Hampir setiap siswa ingin dekat dengannya, tidak hanya dari kelas VIII bahkan dari kakak kelas IX juga konon banyak yang telah berkirim surat kepadanya, namun sepertinya belum ada tanda-tanda siapa yang berhasil menaklukkan hatinya. Siswa sekelas yang sangat ingin mendapatkan perhatian Hameeda Bilqies adalah, Khalid dan Soepratman Ghazi . Sepengetahuan Mahmud sudah berkali-kali Soepratman Ghazi melayangkan surat pujian, namun entahlah apakah Hameeda Bilqies pernah memberi jawaban atau tidak Mahmud tidak tau dan juga tidan ingin banyak tau tentang urusan orang lain…

“Sudah selesai menghafalnya..?" Hameeda Bilqies melanjutkan obrolan…

“Alhamdulillah jawab Mahmud dengan perasaan yang makin mengguncang”.

Maisaroh yang menemani Hameeda Bilqies sibuk membolak-balik buku, entah dia memang sedang mencari dan membutuhkan buku bacaan atau hanya sekedar pura-pura mencari kesibukan.

“Akhi kenapa antum itu berbeda dari teman-teman yang lain…setiap bel keluar berbunyi antum jarang berkumpul dengan teman-teman, aku perhatikan akhi hanya mengnjungi dua ruangan di lingkungan sekolah ini, ruang kelas dan perpustakaan…tanya Hameeda Bilqies dengan bertubi tubi bak hakim yang sedang mengintrogasi terda’wa, aku  benar-benar salut sama akhi..”

“Oo…ya…ukhti… syukran ‘ala ihtimaamik ‘alaiya, “ ya terimakasih atas perhatiannya”

Mahmud menghela nafas dan kembali berucap

“ Ya Allah sebenarnya aku tidak pantas berada di sini ukhti”

“emangnya kenapa antum mengatakan demikian, ada yang salah dengan diri antum”

“Bukan tapi  aku bisa menginjakkan kaki di sini atas perjuangan keras ibu dan ayahku, mereka telah merelakan harga diri mereka demi secarik kertas yang menjadi sahabatku untuk mendapatkan keringanan biaya di sekolah ini”

Hameeda Bilqies mengkrutkan dahi semberi tidak paham apa maksud Mahmud.

“Maksud antum tanyanya kembali…”

“Afwan ukhti.. sebenarnya aku tidak ingin memberitahukan masalah ini sama siapapun”

“Kalau akhi tidak keberatan hanyak kepadaku aja antum sampaikan gimana, barangkali aku bisa belajar banyak, please” kata Hameeda penuh harap

Mahmud terdiam sejenak, ia menghela nafas panjang sembari menunduk dan menatap tanah dalam-dalam, terbayang dalam lintasannya peristiwa satu setengah tahun lalu dimana dia pingsan saat dirinya ditanya kemana hendak melanjuatkan sekolahnya, namun yang membuat Mahmud makin tenggelam dalam kesedihan adalah perjuangan ayahnya yang berjalan berkilo-kilo meter untuk mendapatkan surat keterangan miskin, ia merasa bersalah dan berdosa telah membuat ayahnya menderita dengan keinginannya. itulah yang menyebabkan dia tidak ingin menghabiskan waktunya dengan sia-sia. Hameeda Bilqies dengan sabar ingin mengetahui apa sebenarnya makna dari ungkapan Mahmud:

“aku bisa menginjakkan kaki di sini atas perjuangan keras ibu dan ayah, mereka telah merelakan harga diri mereka demi secarik kertas yang menjadi sahabatku untuk mendapatkan keringanan biaya”.

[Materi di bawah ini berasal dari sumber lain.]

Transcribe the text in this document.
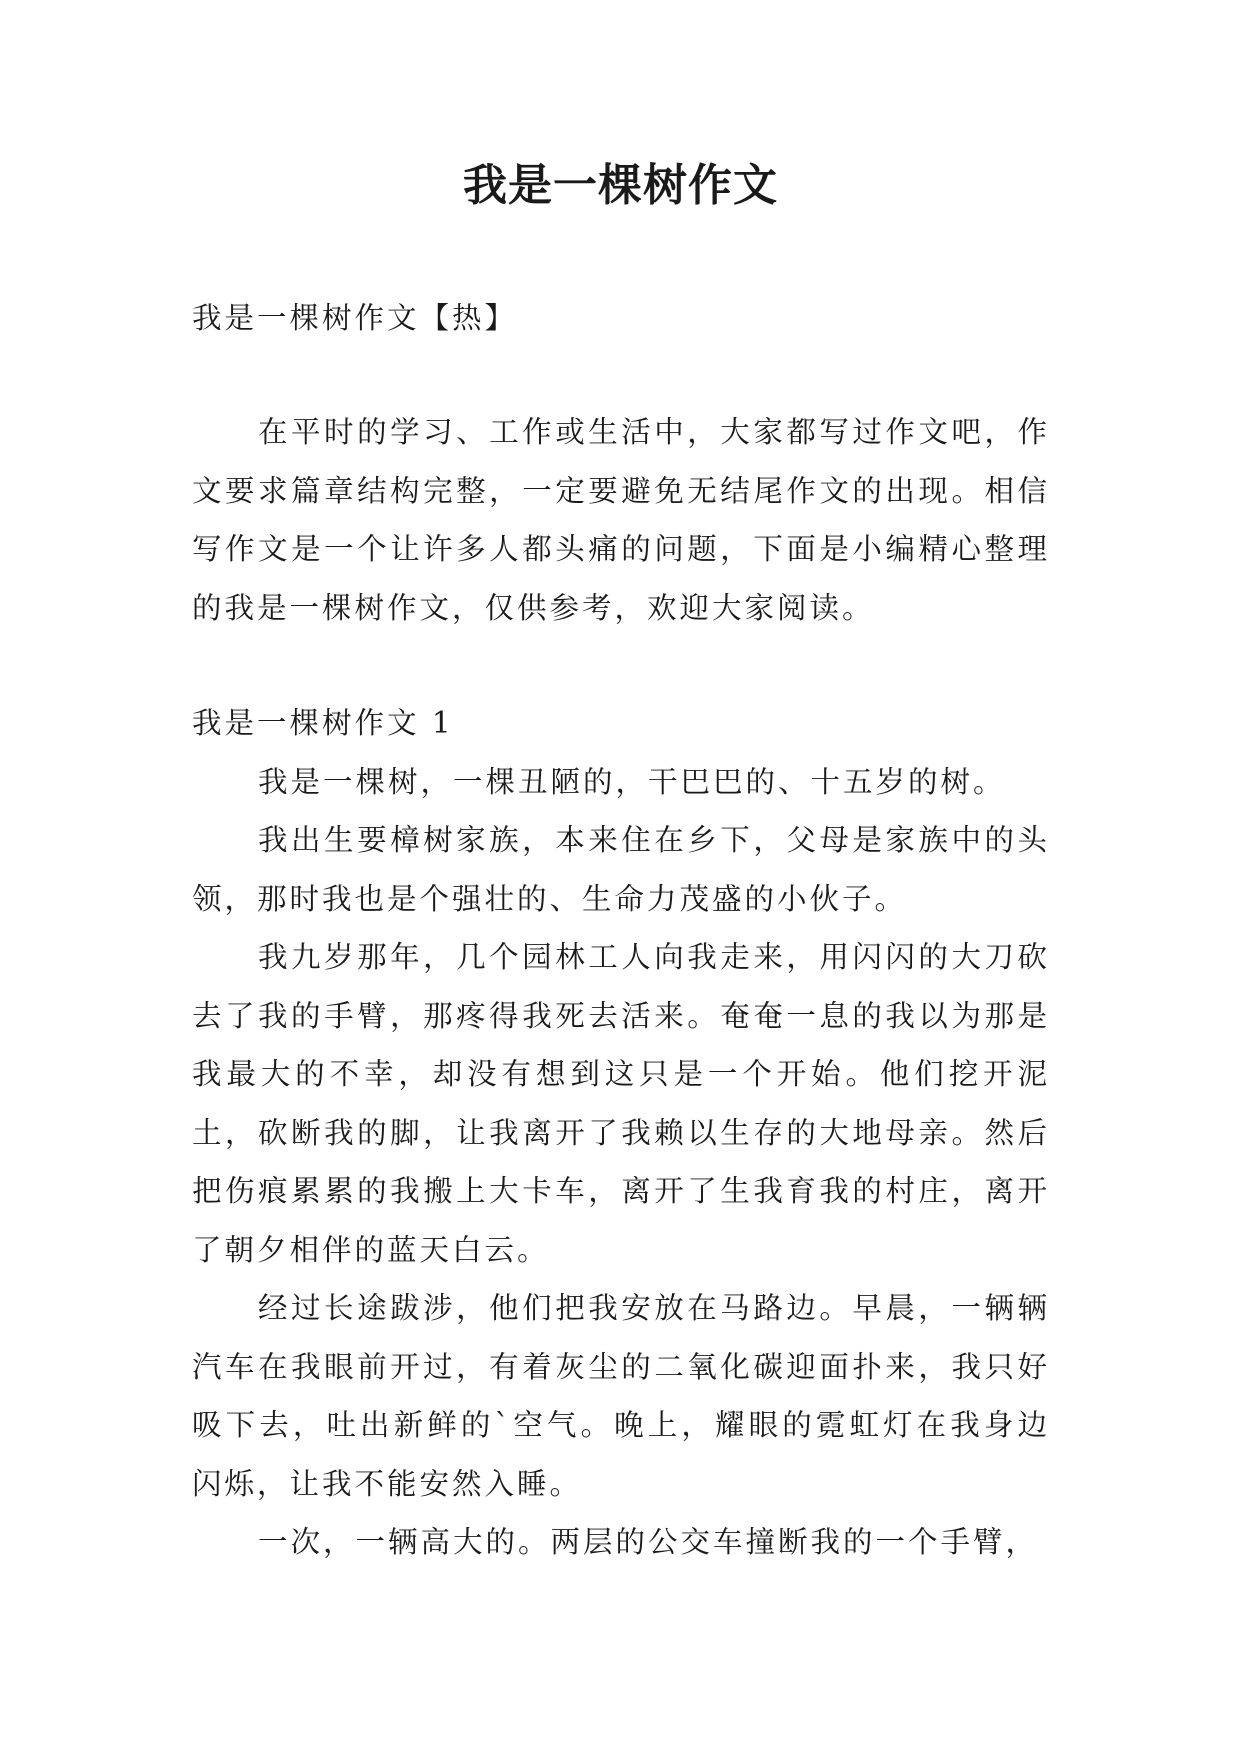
我是一棵树作文
我是一棵树作文【热】

在平时的学习、工作或生活中，大家都写过作文吧，作文要求篇章结构完整，一定要避免无结尾作文的出现。相信写作文是一个让许多人都头痛的问题，下面是小编精心整理的我是一棵树作文，仅供参考，欢迎大家阅读。

我是一棵树作文 1

我是一棵树，一棵丑陋的，干巴巴的、十五岁的树。

我出生要樟树家族，本来住在乡下，父母是家族中的头领，那时我也是个强壮的、生命力茂盛的小伙子。

我九岁那年，几个园林工人向我走来，用闪闪的大刀砍去了我的手臂，那疼得我死去活来。奄奄一息的我以为那是我最大的不幸，却没有想到这只是一个开始。他们挖开泥土，砍断我的脚，让我离开了我赖以生存的大地母亲。然后把伤痕累累的我搬上大卡车，离开了生我育我的村庄，离开了朝夕相伴的蓝天白云。

经过长途跋涉，他们把我安放在马路边。早晨，一辆辆汽车在我眼前开过，有着灰尘的二氧化碳迎面扑来，我只好吸下去，吐出新鲜的`空气。晚上，耀眼的霓虹灯在我身边闪烁，让我不能安然入睡。

一次，一辆高大的。两层的公交车撞断我的一个手臂，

Mahmud mengangkat kepalanya dan ia menjelaskan dengan panjang lebar, ia memulai…

“Ukhti… sungguh beruntung orang-orang yang lahir dari keluarga yang berkecukupan, mungkin salah satunya  ukhti. Berbeda denganku, aku lahir dari keluarga yang diuji oleh Allah dengan serba kekurangan, ayahku seorang pekerja kasar, pencari kayu bakar di tengah hutan, ibuku seorang ibu rumah tangga yang tegar, tidak pernah mengeluh dan senantiasa mengajarkan sifat sabar, zuhud dan kona’ah kepada kami anak-anaknya.

Pada saat aku kelas 6, aku pernah meninggalkan sekolah (bolos) selama satu minggu karena aku diwajibkan menggunakan sepatu oleh pak guru. Ya waktu itu sudah dekat ujian EBTANAS. Jangankan untuk  membelikanku sepatu, untuk makan kami sehari-hari saja, kami sering memakan nasi singkong dengan lauk pauk daunnya” 

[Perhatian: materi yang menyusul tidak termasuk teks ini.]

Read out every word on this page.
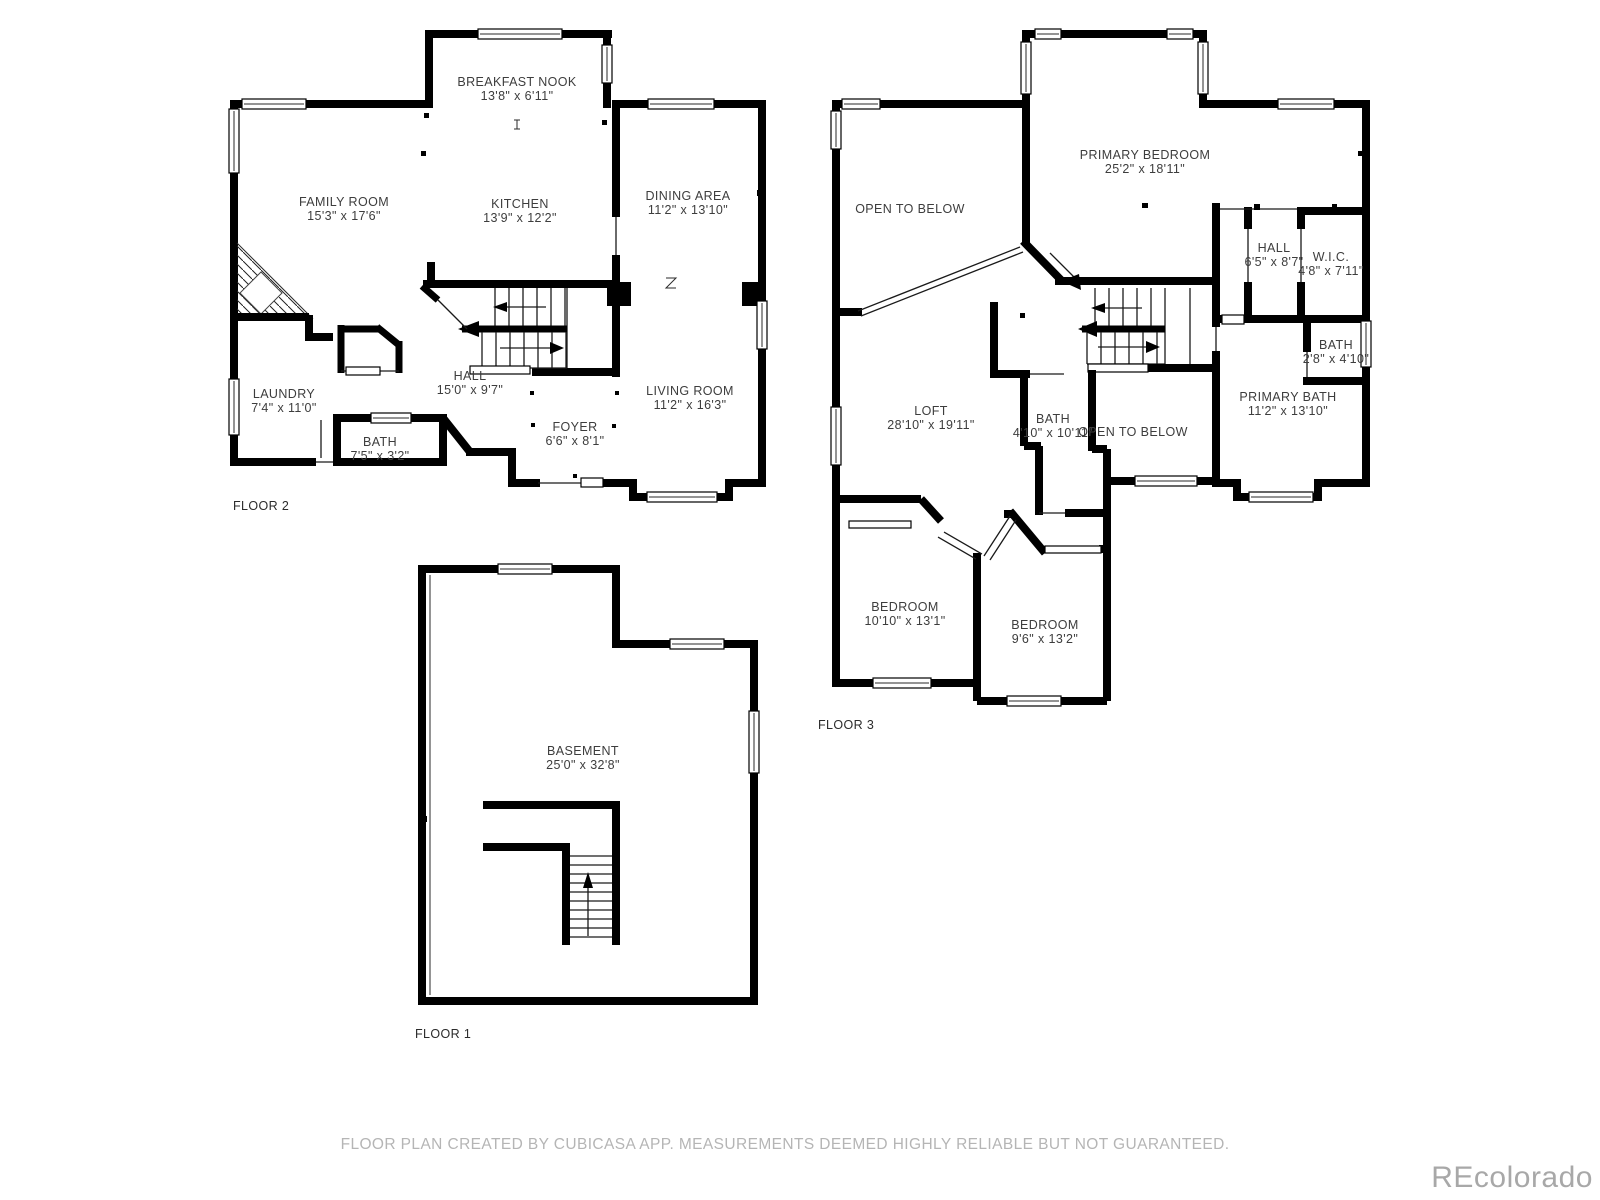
FLOOR 2
BREAKFAST NOOK
13'8" x 6'11"
FAMILY ROOM
15'3" x 17'6"
KITCHEN
13'9" x 12'2"
DINING AREA
11'2" x 13'10"
LIVING ROOM
11'2" x 16'3"
HALL
15'0" x 9'7"
FOYER
6'6" x 8'1"
LAUNDRY
7'4" x 11'0"
BATH
7'5" x 3'2"
FLOOR 3
PRIMARY BEDROOM
25'2" x 18'11"
OPEN TO BELOW
HALL
6'5" x 8'7" W.I.C.
4'8" x 7'11"
BATH
2'8" x 4'10"
LOFT
28'10" x 19'11"	BATH
4'10" x 10'11"
OPEN TO BELOW
PRIMARY BATH
11'2" x 13'10"
BEDROOM
10'10" x 13'1"	BEDROOM
9'6" x 13'2"
FLOOR 1
BASEMENT
25'0" x 32'8"
FLOOR PLAN CREATED BY CUBICASA APP. MEASUREMENTS DEEMED HIGHLY RELIABLE BUT NOT GUARANTEED.
REcolorado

Hameeda Bilqies makin simpati dengan cerita Mahmud itu sembari terus menatap Mahmud dengan mata penuh arti.

“Mahmud melanjutkan ceritanya waktu itu hanya satu yang aku inginkan, aku harus bisa membeli sepatu tampa membebani orang tuaku, aku tidak boleh menjadi orang lemah apalagi harus  putus sekolah karena tidak punya sepatu kata Mahmud. Aku bolos sekolah bukan karena aku takut menghadapi masalah tapi aku ingin mencari jalan keluar, aku ikut nelayan bersama pamanku di dusun Melase selama satu minggu penuh dengan harapan aku bisa mendapatkan uang untuk membeli sepatu”.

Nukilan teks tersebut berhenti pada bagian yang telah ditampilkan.